El lugar es muy adecuado para convertirse en un matadero demoniaco, está aislado, apartado, nadie entraría ahí sin ningún motivo importante. Inspeccionas la nave principal, no pensabas que ibas a encontrar a un muchacho herido, amordazado y atado a una silla.

No hay señales de demonios, ni olor, ni rastro de azufre. Corres hacia el chico atado para liberarlo y sacarlo de allí, te mira lleno de terror, y mira a Jeffrey aún más asustado, lo siguiente que sabes es que alguien te ha noqueado y atado a otra silla junto al chico sin oreja.

Jeffrey está ahí y te cuesta comprender que ha sido él quien ha herido al muchacho, al hijo de la wiccana y que sólo pretendía atraparte. Ahora comprendes muchas cosas que antes te habían chocado un poco, como la poca fuerza física del demonio y la falta de señales demoníacas en Cuore D'Alene.

El chico que torturaste y liberaste de un demonio sólo quiere volver a ser poseído, quiere volver a sentir lo que es matar y destrozar personas. No puedes comprenderlo. ¿Es posible que haya personas así? Casi te dan ganas de ponerte de parte de los monstruos.

Todo ha sido una trampa para ti, para obtener tu sangre y liberar al demonio del infierno. Es la única manera, pues después de lo que hiciste sólo un hechizo con la sangre del exorcista podría sacarlo de allí abajo.

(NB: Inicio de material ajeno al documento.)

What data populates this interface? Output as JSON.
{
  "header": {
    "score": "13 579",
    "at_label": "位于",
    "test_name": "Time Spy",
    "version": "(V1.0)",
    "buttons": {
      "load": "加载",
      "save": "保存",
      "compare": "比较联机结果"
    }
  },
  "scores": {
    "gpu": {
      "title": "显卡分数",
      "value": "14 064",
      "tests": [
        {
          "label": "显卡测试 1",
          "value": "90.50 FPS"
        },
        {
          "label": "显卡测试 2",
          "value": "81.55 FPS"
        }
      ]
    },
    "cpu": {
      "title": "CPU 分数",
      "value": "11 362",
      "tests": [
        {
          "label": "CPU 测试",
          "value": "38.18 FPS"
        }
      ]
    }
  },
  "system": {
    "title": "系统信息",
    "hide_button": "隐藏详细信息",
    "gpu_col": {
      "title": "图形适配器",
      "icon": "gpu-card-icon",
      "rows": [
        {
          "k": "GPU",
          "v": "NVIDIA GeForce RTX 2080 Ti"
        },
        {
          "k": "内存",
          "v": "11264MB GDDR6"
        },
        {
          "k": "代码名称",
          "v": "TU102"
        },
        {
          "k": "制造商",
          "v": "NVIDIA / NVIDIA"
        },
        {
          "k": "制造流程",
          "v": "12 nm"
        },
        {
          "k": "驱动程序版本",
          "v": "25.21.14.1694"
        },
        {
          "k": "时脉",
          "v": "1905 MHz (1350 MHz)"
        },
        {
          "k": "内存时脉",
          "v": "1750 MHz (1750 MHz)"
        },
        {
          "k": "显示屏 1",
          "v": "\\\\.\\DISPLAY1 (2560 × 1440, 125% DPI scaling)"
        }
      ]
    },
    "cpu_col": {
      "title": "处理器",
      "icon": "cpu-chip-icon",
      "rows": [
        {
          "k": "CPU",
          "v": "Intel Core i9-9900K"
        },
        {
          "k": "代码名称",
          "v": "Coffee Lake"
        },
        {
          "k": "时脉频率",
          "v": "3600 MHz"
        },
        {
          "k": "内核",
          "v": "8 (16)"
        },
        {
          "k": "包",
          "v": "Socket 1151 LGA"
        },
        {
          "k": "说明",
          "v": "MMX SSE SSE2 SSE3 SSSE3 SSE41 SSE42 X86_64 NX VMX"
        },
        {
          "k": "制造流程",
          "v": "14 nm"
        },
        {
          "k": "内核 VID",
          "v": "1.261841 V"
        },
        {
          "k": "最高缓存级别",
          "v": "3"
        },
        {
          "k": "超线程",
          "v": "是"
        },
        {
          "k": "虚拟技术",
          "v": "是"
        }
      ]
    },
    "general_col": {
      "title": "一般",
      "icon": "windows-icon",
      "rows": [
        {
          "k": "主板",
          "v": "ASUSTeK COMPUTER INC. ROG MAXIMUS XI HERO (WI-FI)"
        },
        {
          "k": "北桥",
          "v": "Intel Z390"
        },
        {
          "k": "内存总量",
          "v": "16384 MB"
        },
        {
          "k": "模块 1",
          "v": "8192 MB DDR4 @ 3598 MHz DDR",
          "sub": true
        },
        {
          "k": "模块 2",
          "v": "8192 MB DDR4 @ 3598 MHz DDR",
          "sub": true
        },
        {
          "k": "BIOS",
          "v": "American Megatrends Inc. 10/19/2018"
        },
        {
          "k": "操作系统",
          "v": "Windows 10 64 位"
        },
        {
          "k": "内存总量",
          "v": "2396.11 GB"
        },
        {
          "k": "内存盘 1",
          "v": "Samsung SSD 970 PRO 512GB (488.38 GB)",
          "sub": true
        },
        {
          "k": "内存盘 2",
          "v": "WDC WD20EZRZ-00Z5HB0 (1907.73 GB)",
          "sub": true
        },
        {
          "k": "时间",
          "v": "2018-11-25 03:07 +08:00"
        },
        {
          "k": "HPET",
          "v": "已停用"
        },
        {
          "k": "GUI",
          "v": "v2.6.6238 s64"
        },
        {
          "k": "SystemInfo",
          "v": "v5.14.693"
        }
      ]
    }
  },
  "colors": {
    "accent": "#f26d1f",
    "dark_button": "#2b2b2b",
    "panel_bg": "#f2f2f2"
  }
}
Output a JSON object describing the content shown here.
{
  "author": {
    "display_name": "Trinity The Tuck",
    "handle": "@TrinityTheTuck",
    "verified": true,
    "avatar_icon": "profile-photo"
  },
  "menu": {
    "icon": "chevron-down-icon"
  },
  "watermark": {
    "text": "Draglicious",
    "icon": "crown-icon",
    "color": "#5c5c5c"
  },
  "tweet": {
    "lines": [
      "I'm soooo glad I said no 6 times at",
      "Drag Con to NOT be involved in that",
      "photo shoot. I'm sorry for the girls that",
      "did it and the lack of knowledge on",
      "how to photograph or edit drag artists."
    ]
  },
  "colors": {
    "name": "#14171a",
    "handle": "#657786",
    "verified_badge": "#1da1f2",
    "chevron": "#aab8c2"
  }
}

Este tipejo está mal de la cabeza, sólo te mintió, no quería separarse de su demonio que le había enseñado a tomar lo que quisiera, sin miedo. Se compara contigo, te dice que tú también disfrutas destrozando, matando. No es cierto, haces lo que tienes que hacer aunque con ello vayas minando tu humanidad, pero sabes lo que eres, sabes lo que haces y conoces la diferencia entre el bien y el placer, entre el mal y el disgusto.

Te abre las venas de los brazos y recoge tu sangre para su jodido hechizo. Incluso mata a su perro para unir su sangre a la tuya en la invocación. No te gustan los animales y los perros menos que ninguno, pero te parece de una crueldad innecesaria.

El hechizo surte efecto y el demonio vuelve a la vida en el cuerpo del chico Havenlock, Jeffrey está contrariado. Si no fuera porque estás a punto de perder el sentido y porque es posible que no salgas vivo de las garras de tu enemigo, te reirías de la cara del pequeño psicópata.

El Demonio ya tiene lo que quería del estúpido chaval, un alma corrupta más para el infierno, un criado sin voluntad que hará lo que le diga. Ahora fija su atención en ti, quien le derrotó y le envió al último rincón del infierno. No te importa lo que te haga, te preocupa el muchacho que posee, el hijo de Nora, ese chico no será su recipiente por mucho tiempo, planea deshacerse de él en cuanto se vengue contigo.

Sam está aquí con la Wiccana, atacan al demonio, Jeffrey los mira sin unirse a ningún bando y tú aprovechas para liberarte. Tu hermano demuestra que sigue siendo el segundo mejor cazador del mundo, encierra al demonio en una trampa. Nora está aterrada por su hijo, no puedes culparla aunque estés seguro de que te tendió una trampa, comprendes por qué.

El maldito psicópata de Jeffrey intenta liberar al demonio, ahora no tienes ningún reparo en matarlo, quizás no sea un monstruo sobrenatural pero es un monstruo con todas las palabras. Uno que ha matado a varias personas de forma inhumana.

La wiccana exorciza al demonio y salva a su hijo. Sam y tú habéis terminado aquí. Volvéis al hotel. Estás muy cansado, la falta de sangre hace mella en ti. Ni siquiera notas que tu hermano no se acuesta, te duermes enseguida.